Hut 8, which claims it is the biggest public crypto miner by working capacity and market cap, stated in the report that the profit margin from mining operations it had in Q3 amounted to almost CAD 9 mln (about $7 mln).
The profit in details
The initial profit before all deductions made by the state, including EBITDA, totaled CAD 7.2 mln (around $5.5 mln). The net loss was CAD 11.4 mln (slightly under $9 mln), that is CAD 0.14 per one share. All in all, the company minted 1,978 Bitcoins, each coin cost $3,394 to mine. The company claims these figures make it one of the lowest-cost mining firms globally.
As per the company’s reps, during Q3 the company’s revenue was largely due to its work at the farm in Medicine Hat. This led to the largest profit increase within one single quarter this year.
Hut 8’s management expects the company’s ASIC miners to work more efficiently in the coming winter, which should make the profits next quarter much bigger than in Q3.
The company believes that the lower profits in Q3 were due to the intensive work of its rivals and high costs of electricity, but that had a minor effect.
In one team with Bitfury Group
The CEO of Hut 8 pointed out that the extremely hot weather in the area in the summer made the local power prices surge.
The company apparently has been working hard because, since the start of its work in December 2017, the overall number of minted BTC has exceeded 4,200.

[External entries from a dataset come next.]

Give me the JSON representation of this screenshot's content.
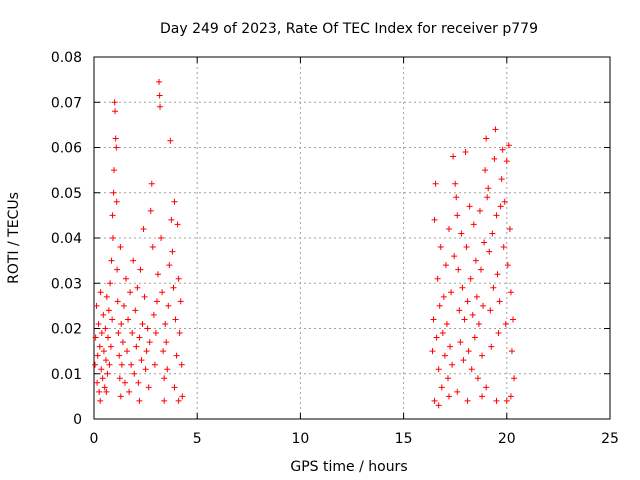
{
  "chart_data": {
    "type": "scatter",
    "title": "Day 249 of 2023, Rate Of TEC Index for receiver p779",
    "xlabel": "GPS time / hours",
    "ylabel": "ROTI / TECUs",
    "xlim": [
      0,
      25
    ],
    "ylim": [
      0,
      0.08
    ],
    "xticks": [
      0,
      5,
      10,
      15,
      20,
      25
    ],
    "xtick_labels": [
      "0",
      "5",
      "10",
      "15",
      "20",
      "25"
    ],
    "yticks": [
      0,
      0.01,
      0.02,
      0.03,
      0.04,
      0.05,
      0.06,
      0.07,
      0.08
    ],
    "ytick_labels": [
      "0",
      "0.01",
      "0.02",
      "0.03",
      "0.04",
      "0.05",
      "0.06",
      "0.07",
      "0.08"
    ],
    "grid": true,
    "marker": "+",
    "marker_color": "#ff0000",
    "series": [
      {
        "name": "ROTI",
        "points": [
          [
            0.05,
            0.012
          ],
          [
            0.08,
            0.018
          ],
          [
            0.12,
            0.025
          ],
          [
            0.15,
            0.008
          ],
          [
            0.18,
            0.014
          ],
          [
            0.22,
            0.021
          ],
          [
            0.25,
            0.006
          ],
          [
            0.28,
            0.016
          ],
          [
            0.32,
            0.028
          ],
          [
            0.35,
            0.011
          ],
          [
            0.38,
            0.019
          ],
          [
            0.42,
            0.009
          ],
          [
            0.45,
            0.023
          ],
          [
            0.48,
            0.015
          ],
          [
            0.52,
            0.007
          ],
          [
            0.55,
            0.02
          ],
          [
            0.58,
            0.013
          ],
          [
            0.62,
            0.027
          ],
          [
            0.65,
            0.01
          ],
          [
            0.68,
            0.018
          ],
          [
            0.72,
            0.024
          ],
          [
            0.75,
            0.012
          ],
          [
            0.78,
            0.03
          ],
          [
            0.82,
            0.016
          ],
          [
            0.85,
            0.035
          ],
          [
            0.88,
            0.022
          ],
          [
            0.9,
            0.045
          ],
          [
            0.92,
            0.04
          ],
          [
            0.95,
            0.05
          ],
          [
            0.97,
            0.055
          ],
          [
            1.0,
            0.07
          ],
          [
            1.02,
            0.068
          ],
          [
            1.05,
            0.062
          ],
          [
            1.08,
            0.06
          ],
          [
            1.1,
            0.048
          ],
          [
            1.12,
            0.033
          ],
          [
            1.15,
            0.026
          ],
          [
            1.18,
            0.019
          ],
          [
            1.22,
            0.014
          ],
          [
            1.25,
            0.009
          ],
          [
            1.28,
            0.038
          ],
          [
            1.32,
            0.021
          ],
          [
            1.35,
            0.012
          ],
          [
            1.4,
            0.017
          ],
          [
            1.45,
            0.025
          ],
          [
            1.5,
            0.008
          ],
          [
            1.55,
            0.031
          ],
          [
            1.6,
            0.015
          ],
          [
            1.65,
            0.022
          ],
          [
            1.7,
            0.006
          ],
          [
            1.75,
            0.028
          ],
          [
            1.8,
            0.012
          ],
          [
            1.85,
            0.019
          ],
          [
            1.9,
            0.035
          ],
          [
            1.95,
            0.01
          ],
          [
            2.0,
            0.024
          ],
          [
            2.05,
            0.016
          ],
          [
            2.1,
            0.029
          ],
          [
            2.15,
            0.008
          ],
          [
            2.2,
            0.018
          ],
          [
            2.25,
            0.033
          ],
          [
            2.3,
            0.013
          ],
          [
            2.35,
            0.021
          ],
          [
            2.4,
            0.042
          ],
          [
            2.45,
            0.027
          ],
          [
            2.5,
            0.011
          ],
          [
            2.55,
            0.015
          ],
          [
            2.6,
            0.02
          ],
          [
            2.65,
            0.007
          ],
          [
            2.7,
            0.017
          ],
          [
            2.75,
            0.046
          ],
          [
            2.8,
            0.052
          ],
          [
            2.85,
            0.038
          ],
          [
            2.9,
            0.023
          ],
          [
            2.95,
            0.012
          ],
          [
            3.0,
            0.019
          ],
          [
            3.05,
            0.026
          ],
          [
            3.1,
            0.032
          ],
          [
            3.15,
            0.0745
          ],
          [
            3.18,
            0.0715
          ],
          [
            3.2,
            0.069
          ],
          [
            3.25,
            0.04
          ],
          [
            3.3,
            0.028
          ],
          [
            3.35,
            0.015
          ],
          [
            3.4,
            0.009
          ],
          [
            3.45,
            0.021
          ],
          [
            3.5,
            0.017
          ],
          [
            3.55,
            0.011
          ],
          [
            3.6,
            0.025
          ],
          [
            3.65,
            0.034
          ],
          [
            3.7,
            0.0615
          ],
          [
            3.75,
            0.044
          ],
          [
            3.8,
            0.037
          ],
          [
            3.85,
            0.029
          ],
          [
            3.9,
            0.048
          ],
          [
            3.95,
            0.022
          ],
          [
            4.0,
            0.014
          ],
          [
            4.05,
            0.043
          ],
          [
            4.1,
            0.031
          ],
          [
            4.15,
            0.019
          ],
          [
            4.2,
            0.026
          ],
          [
            4.25,
            0.012
          ],
          [
            4.28,
            0.005
          ],
          [
            0.3,
            0.004
          ],
          [
            1.3,
            0.005
          ],
          [
            2.2,
            0.004
          ],
          [
            3.4,
            0.004
          ],
          [
            4.1,
            0.004
          ],
          [
            0.6,
            0.006
          ],
          [
            3.9,
            0.007
          ],
          [
            16.4,
            0.015
          ],
          [
            16.45,
            0.022
          ],
          [
            16.5,
            0.044
          ],
          [
            16.55,
            0.052
          ],
          [
            16.6,
            0.018
          ],
          [
            16.65,
            0.031
          ],
          [
            16.7,
            0.011
          ],
          [
            16.75,
            0.025
          ],
          [
            16.8,
            0.038
          ],
          [
            16.85,
            0.007
          ],
          [
            16.9,
            0.019
          ],
          [
            16.95,
            0.027
          ],
          [
            17.0,
            0.014
          ],
          [
            17.05,
            0.034
          ],
          [
            17.1,
            0.021
          ],
          [
            17.15,
            0.009
          ],
          [
            17.2,
            0.042
          ],
          [
            17.25,
            0.016
          ],
          [
            17.3,
            0.028
          ],
          [
            17.35,
            0.012
          ],
          [
            17.4,
            0.058
          ],
          [
            17.45,
            0.036
          ],
          [
            17.5,
            0.052
          ],
          [
            17.55,
            0.049
          ],
          [
            17.6,
            0.045
          ],
          [
            17.65,
            0.033
          ],
          [
            17.7,
            0.024
          ],
          [
            17.75,
            0.017
          ],
          [
            17.8,
            0.041
          ],
          [
            17.85,
            0.029
          ],
          [
            17.9,
            0.013
          ],
          [
            17.95,
            0.022
          ],
          [
            18.0,
            0.059
          ],
          [
            18.05,
            0.038
          ],
          [
            18.1,
            0.026
          ],
          [
            18.15,
            0.015
          ],
          [
            18.2,
            0.047
          ],
          [
            18.25,
            0.031
          ],
          [
            18.3,
            0.011
          ],
          [
            18.35,
            0.023
          ],
          [
            18.4,
            0.043
          ],
          [
            18.45,
            0.018
          ],
          [
            18.5,
            0.035
          ],
          [
            18.55,
            0.027
          ],
          [
            18.6,
            0.009
          ],
          [
            18.65,
            0.021
          ],
          [
            18.7,
            0.046
          ],
          [
            18.75,
            0.033
          ],
          [
            18.8,
            0.014
          ],
          [
            18.85,
            0.025
          ],
          [
            18.9,
            0.039
          ],
          [
            18.95,
            0.055
          ],
          [
            19.0,
            0.062
          ],
          [
            19.05,
            0.049
          ],
          [
            19.1,
            0.051
          ],
          [
            19.15,
            0.037
          ],
          [
            19.2,
            0.024
          ],
          [
            19.25,
            0.016
          ],
          [
            19.3,
            0.041
          ],
          [
            19.35,
            0.029
          ],
          [
            19.4,
            0.0575
          ],
          [
            19.45,
            0.064
          ],
          [
            19.5,
            0.045
          ],
          [
            19.55,
            0.032
          ],
          [
            19.6,
            0.019
          ],
          [
            19.65,
            0.026
          ],
          [
            19.7,
            0.047
          ],
          [
            19.75,
            0.053
          ],
          [
            19.8,
            0.0595
          ],
          [
            19.85,
            0.038
          ],
          [
            19.9,
            0.048
          ],
          [
            19.95,
            0.021
          ],
          [
            20.0,
            0.057
          ],
          [
            20.05,
            0.034
          ],
          [
            20.1,
            0.0605
          ],
          [
            20.15,
            0.042
          ],
          [
            20.2,
            0.028
          ],
          [
            20.25,
            0.015
          ],
          [
            20.3,
            0.022
          ],
          [
            20.35,
            0.009
          ],
          [
            16.5,
            0.004
          ],
          [
            17.2,
            0.005
          ],
          [
            18.1,
            0.004
          ],
          [
            18.8,
            0.005
          ],
          [
            19.5,
            0.004
          ],
          [
            20.2,
            0.005
          ],
          [
            17.6,
            0.006
          ],
          [
            19.0,
            0.007
          ],
          [
            16.7,
            0.003
          ],
          [
            20.0,
            0.004
          ]
        ]
      }
    ]
  }
}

Hut 8 claims to have an agreement with the Bitfury Group. This allows the mining company to set up and gear its mining farms in jurisdictions with low-cost facilities which are attractive in other ways, too.
Bitfury’s IPO plans
Recently, it has been reported that Bitfury is eyeing new methods of fundraising, even is considering an IPO. Bloomberg believes that if this IPO to take place in Europe, this would be the biggest one locally and should be able to enrich the company, raising its value to $3–$5 bln within the next few years.